Coming soon: Insulet is awaiting FDA approval for their Omnipod 5 that will integrate with the Dexcom G6 to allow for semi-automated insulin delivery.


InPen by Companion Medical

This “smart insulin pen” is a reusable injector that interacts with smartphones. The ½ unit refillable pen helps to calculate doses and also keeps track of injection data. Based on information input by the user, it calculates dosages based upon insulin-to-carb ratios, meal size or number of servings.

This is an option for people who take multiple daily injections but don't want to wear an insulin pump. It can also be used as a backup for the pump or by those who want to take a pump break.

Ergonomic Pen Needles by BD

The BD Nano 4mm pen needle was the smallest, thinnest pen needle, designed for comfort. Its improved insulin flow through the needle made it simple to use, even for people with hand-strength challenges. The Nano 2.0 concentrates and distributes force to allow better depth for insulin absorption and less pain. BD says the 2nd generation redesign makes the device even easier to use and provides a more comfortable injection experience.

V-Go by Zealand Pharma

This is a patch pump for people with type 2 diabetes who require multiple daily injections (MDI). Medicare covers the V-Go under Part D, and such "disposable patch-like devices" were recently added to the American Diabetes Association’s Standards of Care for type 2 diabetes. 

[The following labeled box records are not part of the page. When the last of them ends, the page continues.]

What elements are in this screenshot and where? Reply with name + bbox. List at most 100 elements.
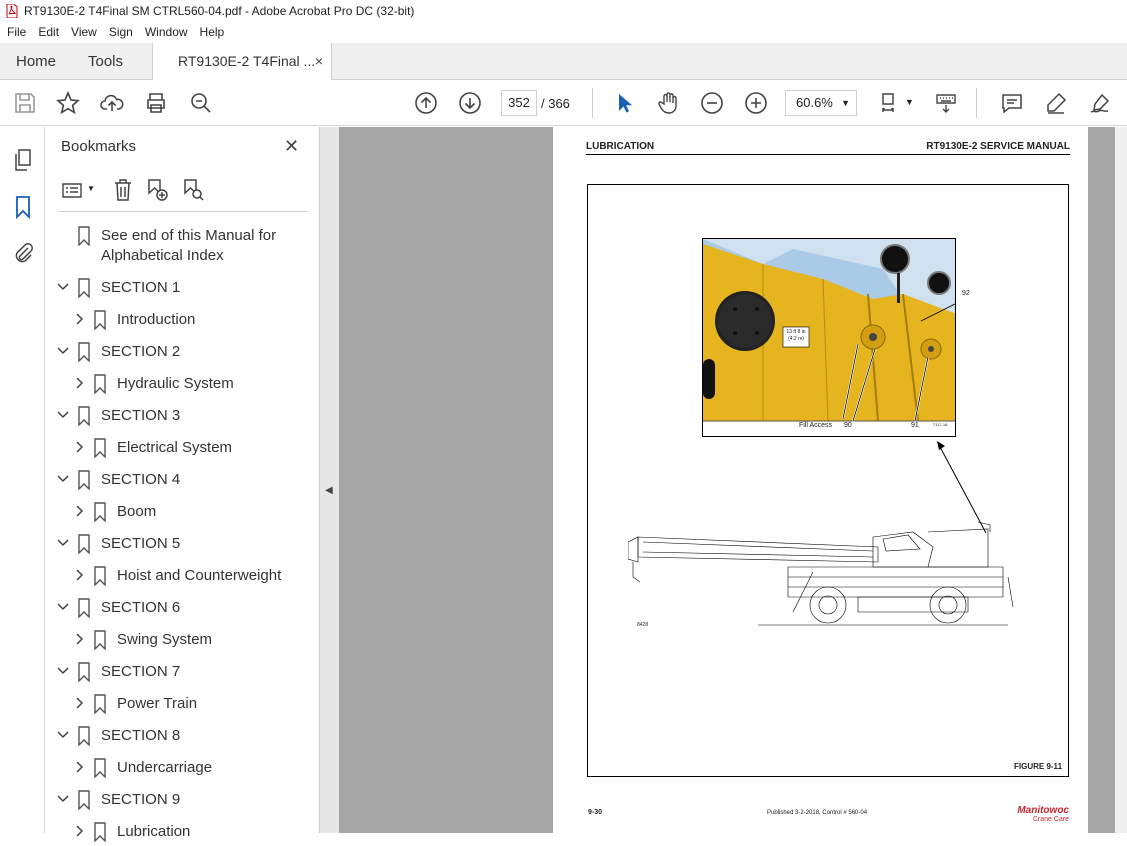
chevron-down-icon[interactable] <box>56 408 70 422</box>
chevron-down-icon[interactable] <box>56 664 70 678</box>
chevron-right-icon[interactable] <box>73 376 87 390</box>
bookmark-item[interactable]: Introduction <box>0 310 275 334</box>
menu-edit[interactable]: Edit <box>31 22 64 43</box>
lubrication-photo: 13 ft 8 in(4.2 m) 92 Fill Access 90 91 7… <box>702 238 956 437</box>
hand-icon[interactable] <box>656 91 680 115</box>
bookmark-item[interactable]: SECTION 3 <box>0 406 275 430</box>
zoom-out-icon[interactable] <box>700 91 724 115</box>
bookmark-item[interactable]: Lubrication <box>0 822 275 846</box>
chevron-right-icon[interactable] <box>73 632 87 646</box>
bookmark-item[interactable]: SECTION 7 <box>0 662 275 686</box>
bookmark-icon <box>94 374 106 394</box>
chevron-right-icon[interactable] <box>73 696 87 710</box>
close-icon[interactable]: ✕ <box>284 136 299 157</box>
bookmark-item[interactable]: Swing System <box>0 630 275 654</box>
vertical-scrollbar[interactable] <box>1115 127 1127 833</box>
menu-window[interactable]: Window <box>138 22 193 43</box>
bookmark-item[interactable]: SECTION 8 <box>0 726 275 750</box>
upload-cloud-icon[interactable] <box>100 91 124 115</box>
bookmark-item[interactable]: SECTION 1 <box>0 278 275 302</box>
bookmark-label: Introduction <box>117 311 196 328</box>
chevron-right-icon[interactable] <box>73 824 87 838</box>
highlight-pen-icon[interactable] <box>1044 91 1068 115</box>
bookmark-item[interactable]: Undercarriage <box>0 758 275 782</box>
bookmark-label: SECTION 2 <box>101 343 181 360</box>
brand-name: Manitowoc <box>1017 805 1069 816</box>
menu-help[interactable]: Help <box>193 22 230 43</box>
bookmark-item[interactable]: SECTION 4 <box>0 470 275 494</box>
bookmark-item[interactable]: Boom <box>0 502 275 526</box>
bookmark-item[interactable]: See end of this Manual for Alphabetical I… <box>0 226 277 270</box>
find-bookmark-icon[interactable] <box>181 178 205 202</box>
chevron-down-icon[interactable] <box>56 280 70 294</box>
bookmark-panel-icon[interactable] <box>11 195 35 220</box>
chevron-left-icon[interactable]: ◀ <box>325 485 333 496</box>
bookmark-item[interactable]: Power Train <box>0 694 275 718</box>
chevron-down-icon[interactable] <box>56 344 70 358</box>
bookmark-label: See end of this Manual for <box>101 227 277 244</box>
chevron-down-icon[interactable] <box>56 728 70 742</box>
bookmark-icon <box>94 822 106 842</box>
sign-pen-icon[interactable] <box>1088 91 1112 115</box>
chevron-down-icon[interactable]: ▼ <box>87 184 95 193</box>
tab-document[interactable]: RT9130E-2 T4Final ... × <box>152 43 332 81</box>
bookmark-item[interactable]: SECTION 5 <box>0 534 275 558</box>
save-icon[interactable] <box>13 91 37 115</box>
footer-page-number: 9-30 <box>588 809 603 816</box>
zoom-search-icon[interactable] <box>189 91 213 115</box>
bookmark-label: SECTION 9 <box>101 791 181 808</box>
bookmark-label: Swing System <box>117 631 213 648</box>
page-number-input[interactable]: 352 <box>501 90 537 116</box>
bookmark-item[interactable]: SECTION 2 <box>0 342 275 366</box>
chevron-down-icon[interactable] <box>56 472 70 486</box>
zoom-level-value: 60.6% <box>796 95 833 110</box>
collapse-panel-bar[interactable]: ◀ <box>320 127 339 833</box>
menu-file[interactable]: File <box>0 22 31 43</box>
footer-published: Published 3-2-2018, Control # 560-04 <box>767 810 868 816</box>
bookmark-label: Lubrication <box>117 823 191 840</box>
chevron-right-icon[interactable] <box>73 760 87 774</box>
chevron-right-icon[interactable] <box>73 568 87 582</box>
bookmark-item[interactable]: SECTION 9 <box>0 790 275 814</box>
menu-view[interactable]: View <box>64 22 102 43</box>
bookmark-item[interactable]: Hoist and Counterweight <box>0 566 281 590</box>
bookmark-label: SECTION 7 <box>101 663 181 680</box>
chevron-right-icon[interactable] <box>73 312 87 326</box>
zoom-in-icon[interactable] <box>744 91 768 115</box>
chevron-down-icon[interactable] <box>56 792 70 806</box>
star-icon[interactable] <box>56 90 80 115</box>
keyboard-scroll-icon[interactable] <box>934 91 958 115</box>
tab-document-label: RT9130E-2 T4Final ... <box>178 53 316 69</box>
toolbar-divider <box>976 88 977 118</box>
chevron-right-icon[interactable] <box>73 504 87 518</box>
zoom-level-select[interactable]: 60.6% ▼ <box>785 90 857 116</box>
page-header-right: RT9130E-2 SERVICE MANUAL <box>926 141 1070 152</box>
page-thumbnails-icon[interactable] <box>11 148 35 172</box>
bookmark-icon <box>78 662 90 682</box>
bookmark-icon <box>78 534 90 554</box>
select-cursor-icon[interactable] <box>612 91 636 115</box>
bookmark-item[interactable]: SECTION 6 <box>0 598 275 622</box>
next-page-icon[interactable] <box>458 91 482 115</box>
bookmark-item[interactable]: Electrical System <box>0 438 275 462</box>
page-fit-icon[interactable] <box>879 91 903 115</box>
bookmark-item[interactable]: Hydraulic System <box>0 374 275 398</box>
chevron-down-icon[interactable] <box>56 600 70 614</box>
bookmark-options-icon[interactable] <box>61 178 85 202</box>
comment-icon[interactable] <box>1000 91 1024 115</box>
menu-sign[interactable]: Sign <box>102 22 138 43</box>
chevron-down-icon[interactable] <box>56 536 70 550</box>
bookmark-label: Boom <box>117 503 157 520</box>
chevron-right-icon[interactable] <box>73 440 87 454</box>
tab-home[interactable]: Home <box>16 43 56 80</box>
chevron-down-icon[interactable]: ▼ <box>905 97 914 107</box>
page-total: / 366 <box>541 96 570 111</box>
prev-page-icon[interactable] <box>414 91 438 115</box>
delete-icon[interactable] <box>111 178 135 202</box>
callout-fill-access: Fill Access <box>799 422 833 429</box>
add-bookmark-icon[interactable] <box>145 178 169 202</box>
print-icon[interactable] <box>144 91 168 115</box>
close-tab-icon[interactable]: × <box>315 43 323 80</box>
tab-tools[interactable]: Tools <box>88 43 123 80</box>
pdf-page: LUBRICATION RT9130E-2 SERVICE MANUAL 13 … <box>553 127 1088 833</box>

Continuous glucose monitors are constantly improving. The latest technology offers different options with varied benefits including some with alarms for highs and lows. Many of our patients, with both type 1 and type 2 diabetes, have experienced drastic improvements to blood glucose control by starting to use a CGM.”

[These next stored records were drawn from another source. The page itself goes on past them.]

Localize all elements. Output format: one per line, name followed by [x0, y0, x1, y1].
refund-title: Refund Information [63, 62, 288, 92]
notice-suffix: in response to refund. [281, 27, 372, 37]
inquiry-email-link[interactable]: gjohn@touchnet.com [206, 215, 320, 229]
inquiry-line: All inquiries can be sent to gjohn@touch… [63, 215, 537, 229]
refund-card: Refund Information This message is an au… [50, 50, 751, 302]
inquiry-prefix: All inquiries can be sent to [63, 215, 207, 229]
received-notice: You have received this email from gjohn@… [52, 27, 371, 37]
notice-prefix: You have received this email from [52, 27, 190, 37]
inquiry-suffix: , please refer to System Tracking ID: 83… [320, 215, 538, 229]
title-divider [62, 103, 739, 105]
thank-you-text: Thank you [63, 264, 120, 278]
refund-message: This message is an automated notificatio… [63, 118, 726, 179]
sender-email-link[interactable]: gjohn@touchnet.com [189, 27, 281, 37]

Cheryl Barry, RN, MS, CDCES, Diabetes Education Manager at the UMass Memorial Diabetes Center of Excellence.

Dexcom G6

This patch device gets applied to the skin of the abdomen. It contains a small sensor that continuously measures blood sugars and transmits real-time data every five minutes to most smartphones or to a Dexcom receiver. It doesn't require finger stick calibration, and sounds an alarm when readings go too high or low. The sensor integrates with the t:slim X2 insulin pump (described above). When integrated with an insulin pump, a decrease in sensor glucose will automatically trigger either a reduction or cessation of basal insulin from the pump. The G6 device should be replaced every 10 days.  

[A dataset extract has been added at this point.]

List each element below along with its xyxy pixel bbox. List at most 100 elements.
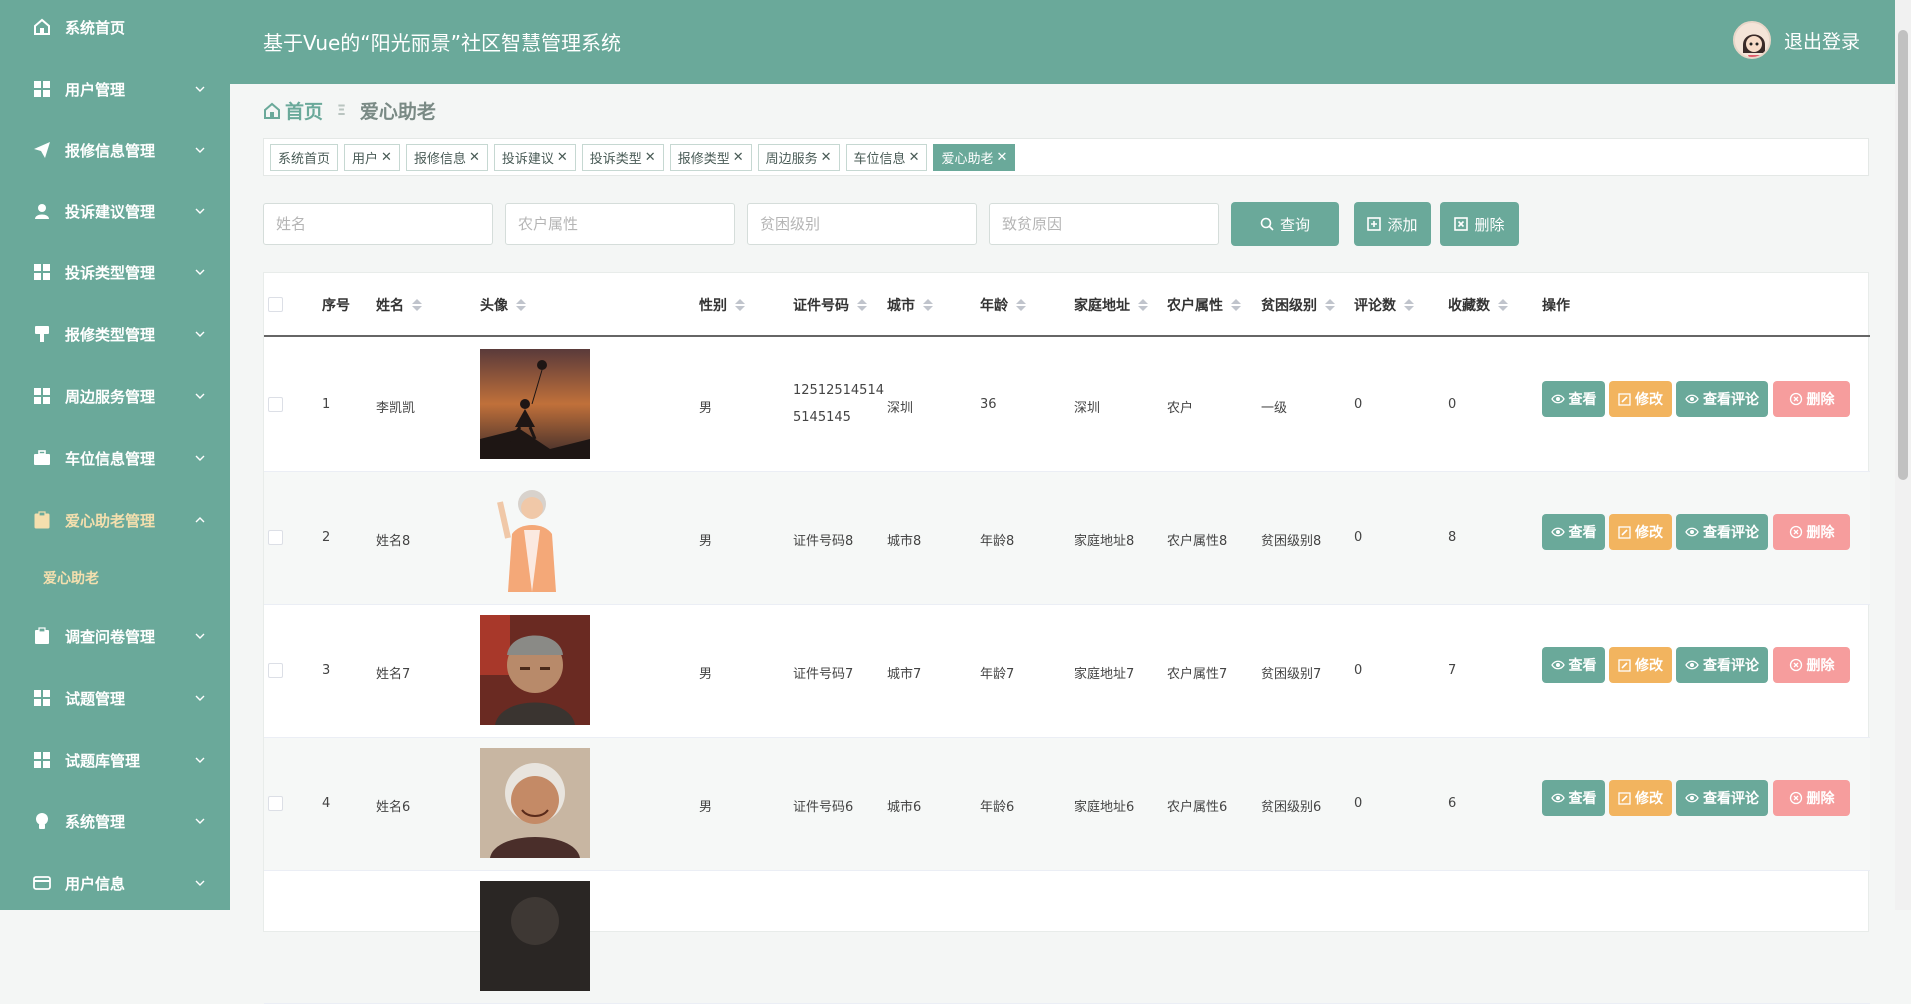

Coming soon: The Dexcom G7 is waiting FDA approval.  It'll be smaller, disposable, and the transmitter will be built into the sensor.

FreeStyle Libre 14 Day System & FreeStyle Libre 2

The 14 day wearable device allows for frequent blood sugar checks without finger sticks. It measures glucose levels every minute. Using most smartphones or the provided reader device, users of both the 14 day system and Libre 2 swipe/scan over a small sensor worn on the arm.

The 14 day sensor is useful for people who prefer not to receive alerts for highs or lows. The Libre 2 offers optional, real-time glucose alarms that prompt the user to scan for a real-time reading. The Libre devices are not integrated with an insulin pump.

Coming soon: The Libre 2 is currently awaiting FDA approval for a smartphone app.

Sugar.IQ Machine-Learning

This downloadable app is a “diabetes assistant” that works with Medtronic’s stand-alone Guardian Connect CGM, without an insulin pump. It recognizes patterns and provides individualized tips to help users keep blood sugars within target range.


Glucagon is the standard of care for treating severe hypoglycemia (low blood sugars). A standard mix kit has been the only source of glucagon for decades, but now there are alternative products available. 

Gvoke HypoPen Glucagon Injection 

An EpiPen-style glucagon rescue pen by Xeris Pharmaceuticals. It's available by prescription to treat very low blood sugar (severe hypoglycemia) in adults and children with diabetes ages 2 years and above.  

BAQSIMI Nasal Glucagon

This nasal glucagon by Lilly is another way to treat severe low blood sugar. Dry powder is sprayed into the nose using a portable, single-use, ready-to-use device. It's approved for patients ages 4 and up.


Under FDA Review: Zealand Pharma's HypoPal Auto-Injector Glucagon Rescue Pen

The FDA is currently reviewing this product as a stable ready-to-use rescue treatment for severe hypoglycemia.